Mayfair has always lived a double life. Behind immaculate terraces and discreet doormen, creative experiment has found a foothold. In the 18th century, George Frideric Handel composed oratorios from a townhouse on Brook Street; two centuries later, Jimi Hendrix made a home just next door, filling it with guitars and Portobello Road trinkets. Illustration flourished in South Audley Street, where Hal Hurst sketched for Punch, and impressionist painter Roy Petley captured bucolic calm for Mayfair collectors.
That tradition continues, though you may not notice it from the pavement. For all the boutiques and members’ clubs, Mayfair remains an artists’ quarter of sorts, its studios hidden above shopfronts or tucked into mews. Five of its contemporary residents, different in temperament and method, embody the neighbourhood’s present spirit.
Serena Vellacott
From a drawing room studio above Mount Street, Serena Vellacott paints Mayfair itself—or rather, its reflections. Her series Windows captures the distortions of shop glass and passersby, layered into near-abstraction. The canvases lean, enormous, against gilt panelling.
“I’m not interested in people so much as the way glass reshapes them,” she says, adjusting tulips on a table. “It’s a reminder that the city is always bending us into new forms.”
She arrives by mint-green Vespa, charcoal smudges visible on the handlebars. A recent work began when she glimpsed an umbrella reflected in Bond Street glass. “I went home and painted over a finished canvas that same evening.”
Felix Moreau
In a mews garage, sculptor Felix Moreau works almost exclusively with bicycles—bronze frames and wheels, often cast at heroic scale.
“I grew up in Paris, where the bike is freedom. Bronze makes it permanent,” he explains, rolling a heavy wheel into place.
He cycles everywhere, usually on a bike not made from bronze. He is remembered locally for once blocking Davies Street when a ten-metre bronze bike sculpture was misdelivered. “Londoners were furious, then everyone wanted a selfie with the work. It was my most public exhibition to date.”
Amira D’Souza
Amira makes light tangible. Her installations of fibre optics and salvaged glass transform rooms into shifting tunnels of colour.
Her studio, a Mayfair basement she calls “the bunker,” is crowded with wires and chai mugs. A small black Smart car is her workshop on wheels.
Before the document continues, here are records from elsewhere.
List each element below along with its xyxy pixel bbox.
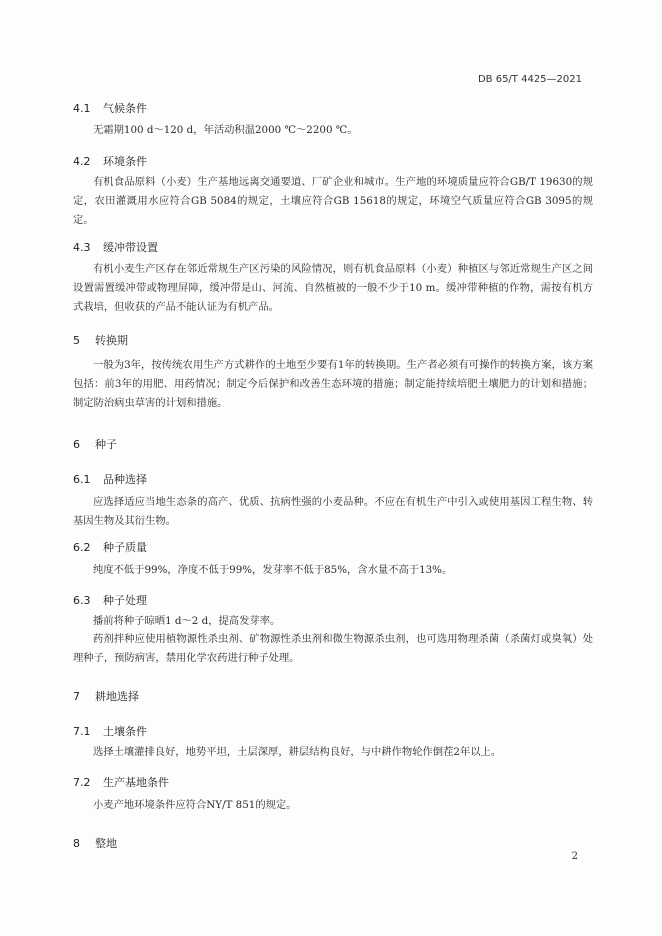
heading-title: 耕地选择	[95, 690, 139, 703]
heading-title: 种子质量	[103, 541, 147, 554]
heading-title: 种子处理	[103, 594, 147, 607]
heading-title: 土壤条件	[103, 725, 147, 738]
heading-number: 6.3	[73, 594, 91, 607]
heading-number: 7	[73, 690, 80, 703]
heading-title: 品种选择	[103, 473, 147, 486]
heading-number: 8	[73, 837, 80, 850]
heading-title: 生产基地条件	[103, 776, 169, 789]
paragraph-6-3-a: 播前将种子晾晒1 d～2 d，提高发芽率。	[93, 615, 281, 627]
heading-7	[73, 688, 139, 704]
heading-number: 6	[73, 438, 80, 451]
paragraph-6-2: 纯度不低于99%，净度不低于99%，发芽率不低于85%，含水量不高于13%。	[93, 564, 453, 576]
heading-title: 整地	[95, 837, 117, 850]
heading-6-1	[73, 471, 147, 487]
heading-6-3	[73, 592, 147, 608]
heading-8	[73, 835, 117, 851]
heading-title: 转换期	[95, 334, 128, 347]
paragraph-4-3: 有机小麦生产区存在邻近常规生产区污染的风险情况，则有机食品原料（小麦）种植区与邻近常规生产区之间设置需置缓冲带或物理屏障，缓冲带是山、河流、自然植被的一般不少于10 m。缓冲带种植的作物，需按有机方式栽培，但收获的产品不能认证为有机产品。	[73, 263, 593, 313]
heading-number: 4.1	[73, 102, 91, 115]
heading-number: 4.2	[73, 155, 91, 168]
heading-number: 4.3	[73, 241, 91, 254]
heading-4-2	[73, 153, 147, 169]
paragraph-4-1: 无霜期100 d～120 d，年活动积温2000 ℃～2200 ℃。	[93, 124, 358, 136]
heading-5	[73, 332, 128, 348]
heading-number: 7.1	[73, 725, 91, 738]
heading-4-1	[73, 100, 147, 116]
heading-title: 气候条件	[103, 102, 147, 115]
standard-code: DB 65/T 4425—2021	[477, 74, 582, 85]
paragraph-6-3-b: 药剂拌种应使用植物源性杀虫剂、矿物源性杀虫剂和微生物源杀虫剂，也可选用物理杀菌（杀菌灯或臭氧）处理种子，预防病害，禁用化学农药进行种子处理。	[73, 633, 593, 664]
heading-number: 5	[73, 334, 80, 347]
heading-7-1	[73, 723, 147, 739]
paragraph-7-2: 小麦产地环境条件应符合NY/T 851的规定。	[93, 799, 297, 811]
paragraph-5: 一般为3年，按传统农用生产方式耕作的土地至少要有1年的转换期。生产者必须有可操作的转换方案，该方案包括：前3年的用肥、用药情况；制定今后保护和改善生态环境的措施；制定能持续培肥土壤肥力的计划和措施；制定防治病虫草害的计划和措施。	[73, 359, 593, 409]
paragraph-7-1: 选择土壤灌排良好，地势平坦，土层深厚，耕层结构良好，与中耕作物轮作倒茬2年以上。	[93, 746, 502, 758]
heading-6-2	[73, 539, 147, 555]
paragraph-6-1: 应选择适应当地生态条的高产、优质、抗病性强的小麦品种。不应在有机生产中引入或使用基因工程生物、转基因生物及其衍生物。	[73, 496, 593, 527]
heading-title: 环境条件	[103, 155, 147, 168]
heading-4-3	[73, 239, 158, 255]
heading-number: 6.1	[73, 473, 91, 486]
page-number: 2	[571, 851, 578, 862]
heading-number: 6.2	[73, 541, 91, 554]
heading-7-2	[73, 774, 169, 790]
heading-title: 缓冲带设置	[103, 241, 158, 254]
heading-6	[73, 436, 117, 452]
heading-title: 种子	[95, 438, 117, 451]
paragraph-4-2: 有机食品原料（小麦）生产基地远离交通要道、厂矿企业和城市。生产地的环境质量应符合GB/T 19630的规定，农田灌溉用水应符合GB 5084的规定，土壤应符合GB 15618的规定，环境空气质量应符合GB 3095的规定。	[73, 176, 593, 226]
heading-number: 7.2	[73, 776, 91, 789]
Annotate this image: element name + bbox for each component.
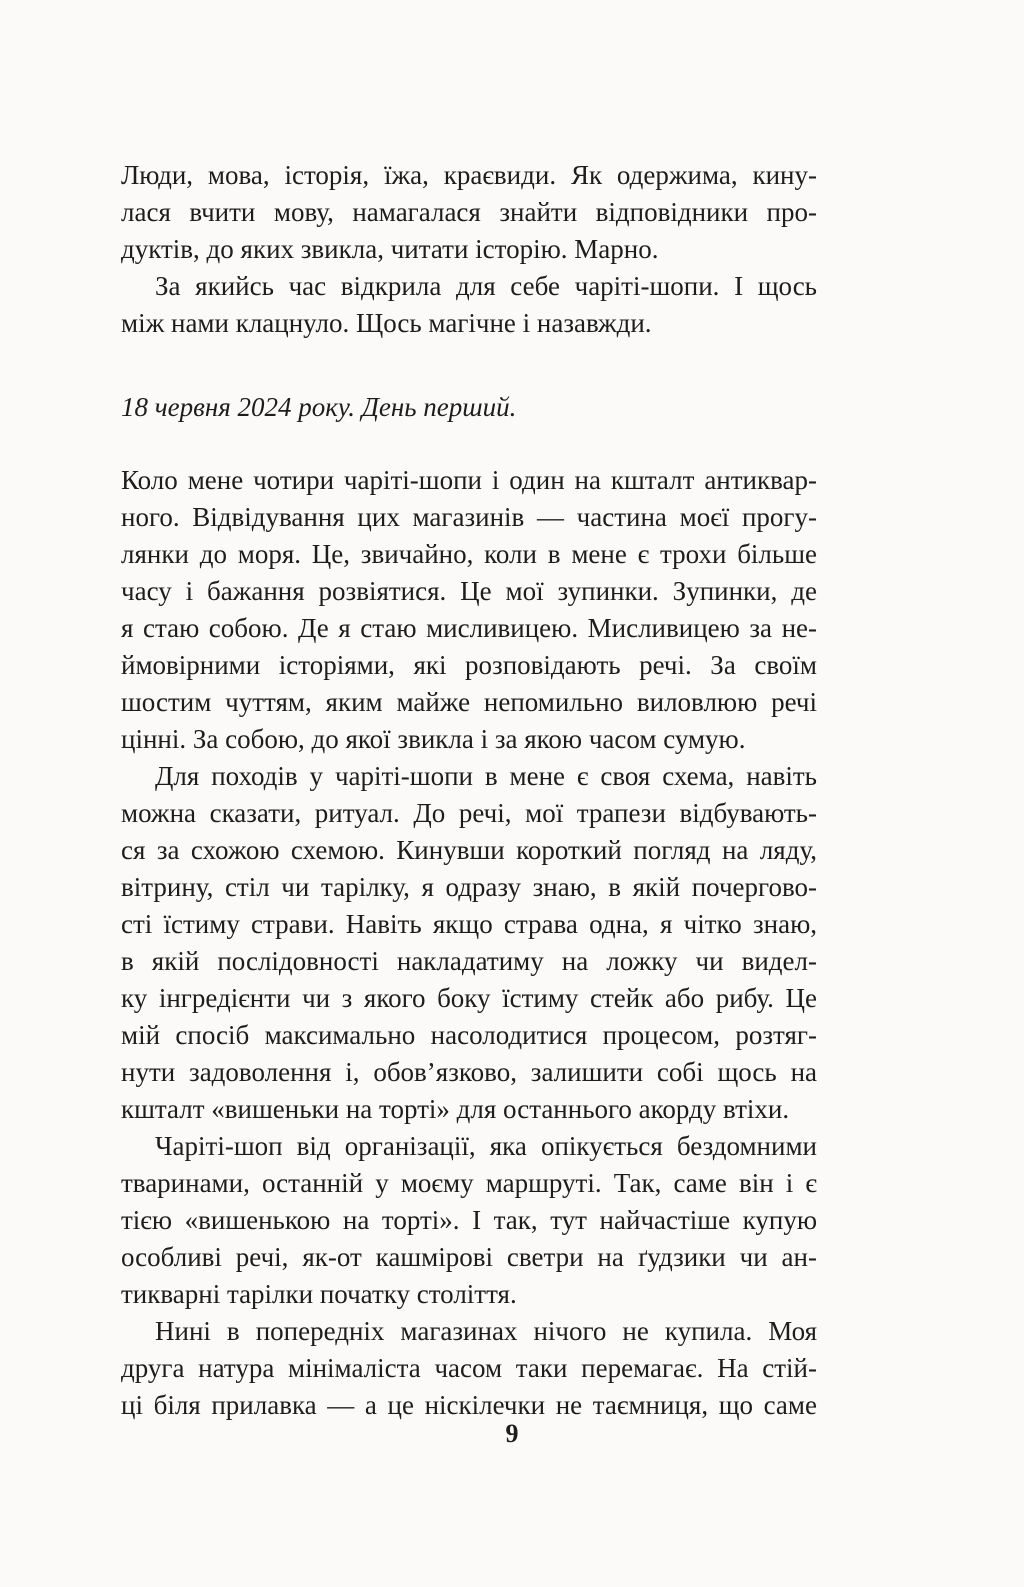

“Light is political,” she says. “We think it’s neutral, but who gets to stand in the spotlight? Who stays in shadow? That’s what I work with.”
One late-night test lit her entire street from 1:30 to 5:00. “I apologised,” she laughs, “but neighbours now ask me when the next ‘light show’ is scheduled.”
Thomas Leland
Where others look outward, Thomas Leland turns to Mayfair’s quieter figures—doormen, waiters, shopkeepers—rendered in warm oils.
“If Mayfair has a soul, it’s in those faces,” he says, seated in his flat above a pub, canvases stacked like barricades.
He drives a dented Mini, though locals more often see him sketching at café tables. The Cat and Hat landlord recalls Leland once leaving a palette on the bar, a customer then mistaking it for a cheese board. “They teased her for weeks,” he admits, “but she liked how the oils caught the light against the pint glasses.”
Lila Cheng
On a rooftop near Grosvenor Square, Lila Cheng tends fragile paper forests. Her sculptures, folded and scorched, explore impermanence and renewal.
“Paper holds memory,” she says softly, smoothing a crease. “When you burn it, the memory doesn’t vanish—it just changes state.”
Her greenhouse studio is alive with origami and plants. She travels by electric bicycle, decorated with paper flowers. During a storm, one of her paper trees blew three streets away and was returned by a neighbour. “It survived intact. I kept it as a reminder: fragility doesn’t mean weakness.”
A Subtle Continuity
What unites these artists is not style but setting. Mayfair, with its combination of seclusion and spectacle, lends itself to discretion. Its residents may speak in bronze, oils, paper or light, but all continue a tradition that includes Handel’s harpsichord and Hendrix’s guitars.
Here, creativity persists not in spectacle but in private acts of making, carried out quietly behind Georgian façades. Mayfair’s art, like its artists, is easy to miss. Perhaps that is part of its allure.